Некоторые трудности такой позиции заключаются в том, что нынешний режим не может взять и совсем оборвать свои генетические связи с советской системой (поскольку источник легитимности СССР заключается именно в большевистской революции), но он всеми силами старается взять от нее лишь то, что относится к символическому капиталу супердержавы времен холодной войны. Это плохо удается, так как современная Россия, лишенная способности угрожать другим странам (в том числе ядерным оружием), немедленно предстает в качестве претенциозной, но деградирующей диктатуры, теряющей свое влияние даже в роли региональной державы. Главный компонент исторической легитимации путинизма заключается в присвоении морального капитала победы над фашистской Германией.
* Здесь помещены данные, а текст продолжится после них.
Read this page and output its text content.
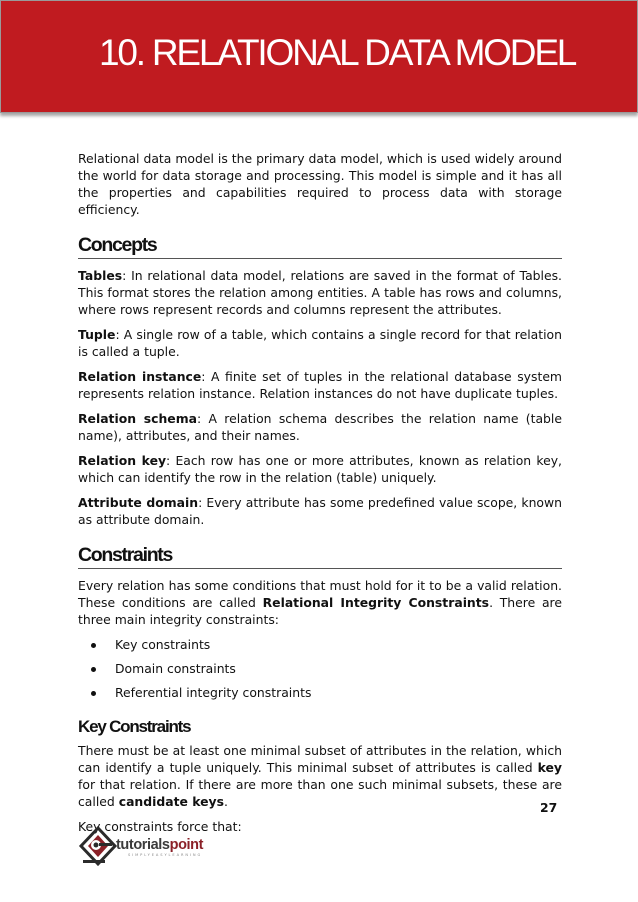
10. RELATIONAL DATA MODEL

Relational data model is the primary data model, which is used widely around the world for data storage and processing. This model is simple and it has all the properties and capabilities required to process data with storage efficiency.

Concepts

Tables: In relational data model, relations are saved in the format of Tables. This format stores the relation among entities. A table has rows and columns, where rows represent records and columns represent the attributes.

Tuple: A single row of a table, which contains a single record for that relation is called a tuple.

Relation instance: A finite set of tuples in the relational database system represents relation instance. Relation instances do not have duplicate tuples.

Relation schema: A relation schema describes the relation name (table name), attributes, and their names.

Relation key: Each row has one or more attributes, known as relation key, which can identify the row in the relation (table) uniquely.

Attribute domain: Every attribute has some predefined value scope, known as attribute domain.

Constraints

Every relation has some conditions that must hold for it to be a valid relation. These conditions are called Relational Integrity Constraints. There are three main integrity constraints:

Key constraints
Domain constraints
Referential integrity constraints
Key Constraints

There must be at least one minimal subset of attributes in the relation, which can identify a tuple uniquely. This minimal subset of attributes is called key for that relation. If there are more than one such minimal subsets, these are called candidate keys.

Key constraints force that:

27
tutorialspoint
SIMPLYEASYLEARNING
Но, как ни стараются путинские политтехнологи, невозможно оставить себе только триумф Победы 9 мая 1945 года и не затрагивать тему человеческой цены красного террора, войны с крестьянством, массовых репрессий – всего того, что неразрывно ассоциируется со сталинским тоталитаризмом, выросшим из сомнительной легитимности октябрьского переворота. Двусмысленности, смысловые разрывы и противоречия все равно остаются.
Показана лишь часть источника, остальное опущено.